Ce nouveau positionnement des Apprentis d’Auteuil est intéressant car il rejoint l’évolution du regard porté sur les modes d’accueil depuis quelques années. La prise en charge des moins de trois ans apparaît de plus en plus comme relevant au moins autant de la politique sociale que de la politique familiale stricto sensu. Le développement quantitatif des solutions d’accueil a toujours pour but de permettre la conciliation entre vie familiale et vie professionnelle des parents actifs mais une nouvelle mission des modes d’accueil prend de plus en plus d’ampleur: contribuer à réduire les inégalités qui se creusent très tôt, en prenant en charge les enfants des familles les plus démunies, qu’elles soient en activité ou pas (et la plupart du temps elles ne le sont pas).

Deux objectifs sont poursuivis : favoriser l’insertion professionnelle de la mère et offrir à l’enfant un environnement stimulant. Cette volonté de rendre accessibles les modes d’accueil aux ménages les moins aisés repose en grande partie sur les crèches. Dans un rapport rendu public en novembre 2013, la Cour des Comptes avait montré que 64% des enfants de ménages aisés étaient gardés à l’extérieur de la famille contre 8% des familles les plus modestes et le même rapport l’expliquait de la façon suivante : les aides à la garde d’enfant et les dispositions fiscales, en ce qui concerne la garde à domicile et le recours aux assistantes maternelles, favorisent davantage les plus riches. Des dispositifs comme l’instauration d’un tiers payant lors du recours à une assistante maternelle sont en cours d’expérimentation.

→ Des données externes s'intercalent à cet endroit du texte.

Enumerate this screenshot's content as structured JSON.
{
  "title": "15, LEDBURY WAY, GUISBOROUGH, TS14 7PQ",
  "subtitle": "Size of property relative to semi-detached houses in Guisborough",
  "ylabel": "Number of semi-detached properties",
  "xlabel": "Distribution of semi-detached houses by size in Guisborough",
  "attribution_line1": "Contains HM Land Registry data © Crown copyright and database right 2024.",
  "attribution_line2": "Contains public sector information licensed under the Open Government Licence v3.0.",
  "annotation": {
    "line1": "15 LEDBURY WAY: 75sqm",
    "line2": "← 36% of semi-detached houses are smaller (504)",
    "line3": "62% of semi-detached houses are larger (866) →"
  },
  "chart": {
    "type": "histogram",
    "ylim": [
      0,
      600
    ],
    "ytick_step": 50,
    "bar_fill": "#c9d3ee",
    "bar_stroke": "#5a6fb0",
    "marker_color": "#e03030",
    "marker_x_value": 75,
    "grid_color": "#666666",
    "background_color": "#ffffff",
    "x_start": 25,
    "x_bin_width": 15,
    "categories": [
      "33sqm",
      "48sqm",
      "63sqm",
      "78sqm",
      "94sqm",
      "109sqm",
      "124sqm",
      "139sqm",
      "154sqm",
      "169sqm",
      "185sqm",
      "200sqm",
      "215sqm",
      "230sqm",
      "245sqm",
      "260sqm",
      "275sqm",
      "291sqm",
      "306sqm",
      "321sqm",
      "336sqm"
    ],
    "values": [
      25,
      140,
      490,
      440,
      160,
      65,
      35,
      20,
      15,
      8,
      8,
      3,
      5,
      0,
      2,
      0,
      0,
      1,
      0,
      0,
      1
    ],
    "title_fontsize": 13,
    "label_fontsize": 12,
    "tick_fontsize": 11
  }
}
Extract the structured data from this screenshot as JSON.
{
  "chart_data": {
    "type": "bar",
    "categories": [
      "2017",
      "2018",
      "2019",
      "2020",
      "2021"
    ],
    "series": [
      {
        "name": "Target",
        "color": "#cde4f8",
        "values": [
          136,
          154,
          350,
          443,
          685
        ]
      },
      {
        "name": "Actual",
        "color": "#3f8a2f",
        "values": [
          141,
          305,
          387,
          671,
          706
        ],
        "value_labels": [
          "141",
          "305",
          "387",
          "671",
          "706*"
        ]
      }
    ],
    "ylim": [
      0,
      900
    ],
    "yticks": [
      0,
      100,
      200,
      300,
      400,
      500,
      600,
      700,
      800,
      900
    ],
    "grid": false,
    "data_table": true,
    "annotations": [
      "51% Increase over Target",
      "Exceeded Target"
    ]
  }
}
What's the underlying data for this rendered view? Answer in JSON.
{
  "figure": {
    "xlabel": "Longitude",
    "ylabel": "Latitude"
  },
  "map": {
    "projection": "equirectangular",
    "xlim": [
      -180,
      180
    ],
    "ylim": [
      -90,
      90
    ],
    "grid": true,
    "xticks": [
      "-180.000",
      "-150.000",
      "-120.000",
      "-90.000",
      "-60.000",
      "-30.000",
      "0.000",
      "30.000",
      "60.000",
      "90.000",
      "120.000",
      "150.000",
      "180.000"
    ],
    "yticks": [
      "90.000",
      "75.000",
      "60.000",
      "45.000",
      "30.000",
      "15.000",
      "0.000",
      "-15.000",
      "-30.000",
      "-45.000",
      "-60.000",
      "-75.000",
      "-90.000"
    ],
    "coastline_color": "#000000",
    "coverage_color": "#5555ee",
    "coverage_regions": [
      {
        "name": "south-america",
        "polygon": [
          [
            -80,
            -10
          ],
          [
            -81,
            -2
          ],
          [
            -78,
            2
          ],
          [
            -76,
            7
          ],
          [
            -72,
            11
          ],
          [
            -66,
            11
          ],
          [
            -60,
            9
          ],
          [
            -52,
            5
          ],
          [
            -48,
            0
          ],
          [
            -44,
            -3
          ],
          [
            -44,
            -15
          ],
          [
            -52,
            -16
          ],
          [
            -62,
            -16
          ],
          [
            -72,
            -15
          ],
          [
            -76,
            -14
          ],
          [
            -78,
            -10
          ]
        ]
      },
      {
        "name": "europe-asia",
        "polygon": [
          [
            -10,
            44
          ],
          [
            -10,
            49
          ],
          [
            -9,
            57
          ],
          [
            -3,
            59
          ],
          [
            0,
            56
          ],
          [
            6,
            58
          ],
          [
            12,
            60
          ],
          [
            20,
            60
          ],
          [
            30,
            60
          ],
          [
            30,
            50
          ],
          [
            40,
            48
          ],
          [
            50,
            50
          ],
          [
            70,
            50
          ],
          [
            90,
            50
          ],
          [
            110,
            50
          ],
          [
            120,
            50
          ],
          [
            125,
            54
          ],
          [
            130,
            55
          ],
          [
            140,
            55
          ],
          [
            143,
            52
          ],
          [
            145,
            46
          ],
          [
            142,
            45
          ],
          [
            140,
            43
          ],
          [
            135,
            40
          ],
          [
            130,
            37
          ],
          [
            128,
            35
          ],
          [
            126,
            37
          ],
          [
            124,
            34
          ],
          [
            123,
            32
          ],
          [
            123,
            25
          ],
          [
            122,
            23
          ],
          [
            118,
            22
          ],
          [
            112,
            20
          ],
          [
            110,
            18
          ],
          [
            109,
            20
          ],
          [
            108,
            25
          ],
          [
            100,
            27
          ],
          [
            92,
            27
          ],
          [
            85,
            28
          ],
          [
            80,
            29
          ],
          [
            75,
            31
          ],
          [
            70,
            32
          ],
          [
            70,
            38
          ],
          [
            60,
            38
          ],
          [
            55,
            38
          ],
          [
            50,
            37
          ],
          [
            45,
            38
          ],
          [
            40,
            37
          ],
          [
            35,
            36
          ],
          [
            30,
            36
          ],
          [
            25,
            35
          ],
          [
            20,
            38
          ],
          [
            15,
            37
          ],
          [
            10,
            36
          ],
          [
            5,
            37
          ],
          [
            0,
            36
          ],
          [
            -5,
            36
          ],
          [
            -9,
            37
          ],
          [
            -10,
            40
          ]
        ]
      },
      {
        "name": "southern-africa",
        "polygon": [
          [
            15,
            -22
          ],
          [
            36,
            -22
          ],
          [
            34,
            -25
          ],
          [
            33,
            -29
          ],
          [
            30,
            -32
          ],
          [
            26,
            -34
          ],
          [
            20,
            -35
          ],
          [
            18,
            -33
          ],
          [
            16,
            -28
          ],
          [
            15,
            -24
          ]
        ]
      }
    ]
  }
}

 Objectif : 10% d’enfants pauvres en crèches

Mais pour le moment, ce sont bien les établissements d’accueil du jeune enfant (EAJE) qui sont en première ligne sur le front social. Ce qui s’est notamment traduit par le fameux « 10% d’enfants pauvres dans les crèches » annoncé en son temps par Jean-Marc Ayrault. Avec ce pourcentage, le premier ministre de l’époque doublait l’objectif fixé par la loi. L’article L. 214-7 du code de l’action sociale et des familles impose en effet déjà aux EAJE de prévoir l’accueil «des enfants à la charge des personnes engagées dans un parcours d’insertion sociale et professionnelle, pour leur permettre de prendre un emploi, de créer une activité ou de participer aux actions d’accompagnement professionnel qui leur sont proposées ». Et l’article D. 214-7 du même code précise que le nombre de places ainsi garanties ne peut être inférieur à une place par tranche de 20 places d’accueil, soit 5% des enfants accueillis.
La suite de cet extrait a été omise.